Clearly, $$K^{(1)}\cup K^{(2)}\cup K^{(3)}\subseteq K.$$We show the other inclusion: let $$x\in K\Rightarrow x=\sum_{k=1}^{\infty}\frac{2\epsilon_k}{3^k},\quad\epsilon_k=0\;\text{or}\; \epsilon_k=1\;\text{for all}\;k\in\mathbb{N}.$$ Then,
\begin{split}\lim_{k\to\infty}\frac{2\epsilon_k}{3^k}=0\Rightarrow& \lim_{k\to\infty}\frac{\epsilon_k}{3^k}=0\\ \Rightarrow& \text{for all}\;\varepsilon > 0\;\text{exists}\; n_0\in\mathbb{N}\;\text{such that}\; \frac{\epsilon_k}{3^k}< \varepsilon\;\text{for all}\; k> n_0.\end{split}
Now, if $\epsilon_k=0$ finally, that is if exists $n\in\mathbb{N}$ such that $\epsilon_k=0$ for $k>n$ then $$\frac{\epsilon_k}{3^k}<\varepsilon\;\text{for all}\; k>n,$$ therefore $x\in K^{(1)}.$
If $\epsilon_k=1$ finally, that is if exists $n\in\mathbb{N}$ such that $\epsilon_k=1$ for $k>n$ then $$\frac{1}{3^k}<\varepsilon\;\text{for all}\; k>n=\log_3\bigg(\frac{1}{\varepsilon}\bigg),$$ therefore $x\in K^{(2)}.$
Question.

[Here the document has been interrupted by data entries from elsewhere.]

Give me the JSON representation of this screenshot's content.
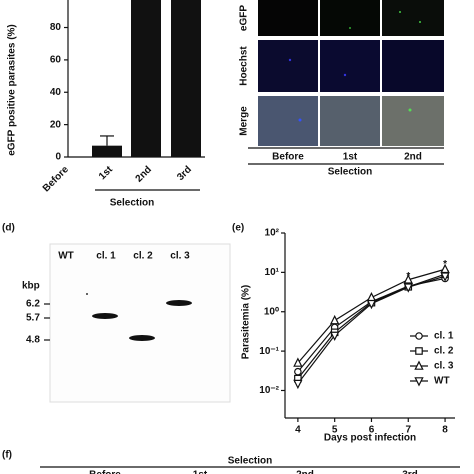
{
  "chart_data": [
    {
      "type": "bar",
      "ylabel": "eGFP positive parasites (%)",
      "xlabel": "Selection",
      "categories": [
        "Before",
        "1st",
        "2nd",
        "3rd"
      ],
      "values": [
        0,
        7,
        100,
        100
      ],
      "errors": [
        null,
        6,
        null,
        null
      ],
      "color": "#111111",
      "ylim": [
        0,
        97
      ],
      "yticks": [
        0,
        20,
        40,
        60,
        80
      ]
    },
    {
      "type": "line",
      "panel_label": "(e)",
      "ylabel": "Parasitemia (%)",
      "xlabel": "Days post infection",
      "x": [
        4,
        5,
        6,
        7,
        8
      ],
      "xlim": [
        3.65,
        8.27
      ],
      "xticks": [
        4,
        5,
        6,
        7,
        8
      ],
      "log_y": true,
      "ylim": [
        0.002,
        100
      ],
      "yticks": [
        {
          "value": 100,
          "label": "10²"
        },
        {
          "value": 10,
          "label": "10¹"
        },
        {
          "value": 1,
          "label": "10⁰"
        },
        {
          "value": 0.1,
          "label": "10⁻¹"
        },
        {
          "value": 0.01,
          "label": "10⁻²"
        }
      ],
      "series": [
        {
          "name": "cl. 1",
          "marker": "circle",
          "color": "#111111",
          "values": [
            0.03,
            0.4,
            1.8,
            4.5,
            7
          ]
        },
        {
          "name": "cl. 2",
          "marker": "square",
          "color": "#111111",
          "values": [
            0.02,
            0.3,
            1.7,
            4.3,
            9
          ]
        },
        {
          "name": "cl. 3",
          "marker": "triangle",
          "color": "#111111",
          "values": [
            0.05,
            0.6,
            2.3,
            6.5,
            12
          ]
        },
        {
          "name": "WT",
          "marker": "triangle-down",
          "color": "#111111",
          "values": [
            0.015,
            0.25,
            1.6,
            4.2,
            8
          ]
        }
      ],
      "annotations": [
        {
          "text": "*",
          "x": 7,
          "y": 8
        },
        {
          "text": "*",
          "x": 8,
          "y": 16
        }
      ]
    }
  ],
  "microscopy": {
    "rows": [
      "eGFP",
      "Hoechst",
      "Merge"
    ],
    "columns": [
      "Before",
      "1st",
      "2nd"
    ],
    "xlabel": "Selection"
  },
  "blot": {
    "panel_label": "(d)",
    "lanes": [
      "WT",
      "cl. 1",
      "cl. 2",
      "cl. 3"
    ],
    "unit": "kbp",
    "markers": [
      6.2,
      5.7,
      4.8
    ]
  },
  "panel_f": {
    "panel_label": "(f)",
    "title": "Selection",
    "columns": [
      "Before",
      "1st",
      "2nd",
      "3rd"
    ]
  }
}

Why should $x$ belong to $K^{(3)}$?
Thanks!
If $x =\sum \frac {2\epsilon_k} {3^{k}}$ and if it is not true that $\epsilon_k=0$ eventually and it is also not true that $\epsilon_k=1$ eventually then it must be true that $\epsilon_k=0$ for infinitely many $k$ and $\epsilon_k=1$ for infinitely many $k$.